Challenge to cig tax cuts

Actualizado
  • 16/09/2009 02:00
Creado
  • 16/09/2009 02:00
PANAMA. The reduction of proposed new government taxes on cigarettes from 60 percent to 50 percent is causing some consternation among ...

PANAMA. The reduction of proposed new government taxes on cigarettes from 60 percent to 50 percent is causing some consternation among anti-smoking groups who were hoping to see the original fiscal amendment bill go through unchanged.

Nelida Glygo of the Panamanian Coalition against Tobacco said the 50 percent tax is absurdly low. She said that the annual cost of treating cancer and tobacco related diseases adds up to $90 million and that the tobacco industry only pays $11 million per year in taxes. She said that the proposed price hike to $2.90 would not increase the cost of a packet of cigarettes sufficiently to persuade people not to buy them.

“We have struggled so many years to get a law like this passed that we’re not going to let these people (the government) impose a tax law that is not fair,” she said.
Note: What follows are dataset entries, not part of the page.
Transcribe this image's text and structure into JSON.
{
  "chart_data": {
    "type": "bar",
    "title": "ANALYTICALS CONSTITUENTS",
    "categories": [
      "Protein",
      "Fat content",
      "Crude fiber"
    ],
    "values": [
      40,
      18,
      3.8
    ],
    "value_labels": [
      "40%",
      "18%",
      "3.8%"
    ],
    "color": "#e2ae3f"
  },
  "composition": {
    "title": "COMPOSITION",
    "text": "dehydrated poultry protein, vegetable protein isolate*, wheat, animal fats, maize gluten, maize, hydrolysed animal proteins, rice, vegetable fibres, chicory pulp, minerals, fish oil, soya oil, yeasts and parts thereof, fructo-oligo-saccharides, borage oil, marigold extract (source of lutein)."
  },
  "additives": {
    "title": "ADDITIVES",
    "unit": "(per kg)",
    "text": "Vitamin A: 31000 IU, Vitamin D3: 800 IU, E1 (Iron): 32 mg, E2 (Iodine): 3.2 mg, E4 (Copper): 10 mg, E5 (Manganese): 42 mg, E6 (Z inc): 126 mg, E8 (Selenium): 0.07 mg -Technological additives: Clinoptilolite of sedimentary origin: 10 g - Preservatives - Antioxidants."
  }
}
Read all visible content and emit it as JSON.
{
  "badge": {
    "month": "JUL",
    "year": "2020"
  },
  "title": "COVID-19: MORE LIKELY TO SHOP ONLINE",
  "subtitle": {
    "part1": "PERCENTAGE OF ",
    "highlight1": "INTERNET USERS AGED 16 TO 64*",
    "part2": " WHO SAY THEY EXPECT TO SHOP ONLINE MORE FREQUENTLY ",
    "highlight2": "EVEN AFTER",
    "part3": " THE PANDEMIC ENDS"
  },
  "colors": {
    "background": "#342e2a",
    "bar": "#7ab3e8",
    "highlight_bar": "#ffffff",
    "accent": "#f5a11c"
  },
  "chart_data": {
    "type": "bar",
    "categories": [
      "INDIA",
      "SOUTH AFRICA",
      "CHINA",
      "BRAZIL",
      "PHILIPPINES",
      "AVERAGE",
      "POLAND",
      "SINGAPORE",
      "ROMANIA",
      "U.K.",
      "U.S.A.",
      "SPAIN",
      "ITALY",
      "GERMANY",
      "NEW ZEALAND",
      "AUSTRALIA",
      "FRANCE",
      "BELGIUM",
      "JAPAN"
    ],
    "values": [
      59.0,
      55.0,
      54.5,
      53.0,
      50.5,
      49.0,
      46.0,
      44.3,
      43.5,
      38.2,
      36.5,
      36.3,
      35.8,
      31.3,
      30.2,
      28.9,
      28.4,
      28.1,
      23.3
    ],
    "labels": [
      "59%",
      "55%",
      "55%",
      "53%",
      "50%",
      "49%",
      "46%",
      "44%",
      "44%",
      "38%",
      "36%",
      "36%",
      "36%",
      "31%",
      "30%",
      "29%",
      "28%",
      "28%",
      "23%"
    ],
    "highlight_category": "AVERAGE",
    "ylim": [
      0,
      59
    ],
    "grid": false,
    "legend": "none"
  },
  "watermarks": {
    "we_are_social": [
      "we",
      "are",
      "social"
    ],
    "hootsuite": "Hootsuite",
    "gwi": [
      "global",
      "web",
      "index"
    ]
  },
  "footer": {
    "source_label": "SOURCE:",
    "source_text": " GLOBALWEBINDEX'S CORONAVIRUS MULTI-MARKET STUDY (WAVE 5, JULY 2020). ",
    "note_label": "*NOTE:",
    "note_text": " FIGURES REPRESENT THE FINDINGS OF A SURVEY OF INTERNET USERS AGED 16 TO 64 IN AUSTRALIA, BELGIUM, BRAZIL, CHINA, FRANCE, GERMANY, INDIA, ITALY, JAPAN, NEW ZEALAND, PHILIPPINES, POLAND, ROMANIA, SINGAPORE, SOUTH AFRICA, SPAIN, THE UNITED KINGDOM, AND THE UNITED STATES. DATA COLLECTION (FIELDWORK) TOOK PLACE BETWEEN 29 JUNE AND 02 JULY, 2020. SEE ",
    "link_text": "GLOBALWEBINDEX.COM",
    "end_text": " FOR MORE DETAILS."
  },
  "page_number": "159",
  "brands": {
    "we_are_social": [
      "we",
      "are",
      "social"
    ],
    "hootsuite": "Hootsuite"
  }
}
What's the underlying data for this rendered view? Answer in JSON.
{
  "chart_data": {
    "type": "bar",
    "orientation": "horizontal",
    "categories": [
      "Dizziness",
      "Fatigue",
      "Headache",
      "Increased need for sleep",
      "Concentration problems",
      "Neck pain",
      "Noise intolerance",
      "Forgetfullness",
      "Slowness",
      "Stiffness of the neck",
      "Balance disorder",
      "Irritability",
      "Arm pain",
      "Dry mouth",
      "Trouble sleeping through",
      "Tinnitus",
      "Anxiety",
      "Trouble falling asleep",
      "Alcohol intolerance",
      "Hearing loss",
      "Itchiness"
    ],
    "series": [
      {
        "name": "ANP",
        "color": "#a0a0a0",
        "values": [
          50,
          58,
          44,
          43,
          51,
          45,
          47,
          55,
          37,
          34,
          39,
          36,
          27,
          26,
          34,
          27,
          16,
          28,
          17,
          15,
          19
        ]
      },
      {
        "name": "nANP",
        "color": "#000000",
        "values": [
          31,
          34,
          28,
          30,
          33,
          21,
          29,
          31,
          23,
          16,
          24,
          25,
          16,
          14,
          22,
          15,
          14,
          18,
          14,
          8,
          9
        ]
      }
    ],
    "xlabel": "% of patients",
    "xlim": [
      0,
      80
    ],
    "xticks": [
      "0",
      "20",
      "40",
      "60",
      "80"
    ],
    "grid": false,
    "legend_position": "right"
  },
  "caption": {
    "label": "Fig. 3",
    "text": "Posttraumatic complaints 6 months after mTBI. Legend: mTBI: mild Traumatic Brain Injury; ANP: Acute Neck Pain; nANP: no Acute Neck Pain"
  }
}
According to legislator Alcibiades Vasquez Velasquez, the 10 percent reduction may have been made after lobbying by the tobacco industry which held several lengthy meetings with the government to express their concerns about the effects of the tax hike on their companies.

Vasquez says that legislators opposed to the amendments have three options open to revise the tax plans. They can veto the 50 percent proposal; they can present an alternative proposal to increase the cost of cigarettes to at least $3 a box; or they can wait and try to push through a further tax increase in the next round of fiscal reform in October.

He said that he and legislator Jose Isabel Blandon were planning to present a proposal to extend the ban on smoking in public places to include outdoor areas.

Legislator Leandro Avila said that 70 percent of the proposed tax reforms had been watered down. He said that his original proposal had been to increase the cost of cigarettes to $5.85 a packet but that idea was shot down.